- Country: Egypt
- Place of origin: Coptic Christian, Egypt
- Founded: 1950

= Sawiris family =

Egyptian business family

The Sawiris family (ⲥⲉⲩⲏⲣⲟⲥ) is an Egyptian Coptic Christian family that owns the Orascom conglomerate, spanning telecommunications, construction, tourism, industries and technology. In 2008, Forbes estimated the family's net worth at US$36 billion.

==Notable members==
Onsi Sawiris (1930–2021) was the patriarch of the family.
Various companies in the group are run by Onsi Sawiris' three sons and other family members:
- Naguib Sawiris (born in 1954)
- Samih Sawiris (born in 1957)
- Nassef Sawiris (born in 1961)

==Business career==
Onsi Sawiris founded Orascom in 1950 that has grown into a conglomerate of companies including Orascom Telecom Holding (أوراسكوم للإتصالات), and Orascom Technology Solutions (OTS) (أوراسكوم للتكنولوجيا), both run by Naguib Sawiris, Orascom Construction Industries (OCI) (أوراسكوم للإنشاء والصناعة) run by Nassef Sawiris, Orascom Hotels and Development (OHD) (أوراسكوم للفنادق والتنمية) run by Samih Sawiris.

Naguib Sawiris is an investor in Mobinil, Egypt's main mobile phone company, and has expanded into Algeria, Tunisia, Pakistan, Bangladesh and even North Korea. He has also invested through affiliates in Italy (through Wind Telecomunicazioni and Canada (through Globalive Wireless and its Wind Mobile).
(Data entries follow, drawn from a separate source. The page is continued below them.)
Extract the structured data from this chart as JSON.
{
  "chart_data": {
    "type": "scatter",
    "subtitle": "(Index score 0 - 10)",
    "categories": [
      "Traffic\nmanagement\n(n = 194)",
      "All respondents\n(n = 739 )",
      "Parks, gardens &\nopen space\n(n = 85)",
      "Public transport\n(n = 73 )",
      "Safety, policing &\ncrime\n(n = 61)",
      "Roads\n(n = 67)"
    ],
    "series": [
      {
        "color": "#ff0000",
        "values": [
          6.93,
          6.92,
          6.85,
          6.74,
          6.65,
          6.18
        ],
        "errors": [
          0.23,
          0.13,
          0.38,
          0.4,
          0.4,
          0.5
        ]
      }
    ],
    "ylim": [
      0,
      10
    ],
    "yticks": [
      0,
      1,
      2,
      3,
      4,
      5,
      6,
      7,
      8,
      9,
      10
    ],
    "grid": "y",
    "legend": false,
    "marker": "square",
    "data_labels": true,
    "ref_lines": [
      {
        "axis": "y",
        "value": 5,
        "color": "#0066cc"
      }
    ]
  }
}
Naguib Sawiris is also investor in a highly influential Egyptian independent newspaper Almasry Alyoum and the owner of TV interests, most notably in OTV (Orascom Television).

On 20 July 2018, it was announced that Nassef Sawiris was to become a major shareholder of historic English football club Aston Villa F.C., through the investment group, NSWE, formed with U.S. billionaire Wes Edens.

The Sawiris family also actively engages in charity and economic and social development through Sawiris Foundation for Social Development (مؤسسة ساويرس للتنمية الإجتماعية) that includes Sawiris Foundation Awards for Egyptian Literature (جائزة مؤسسة ساويرس للأدب المصري).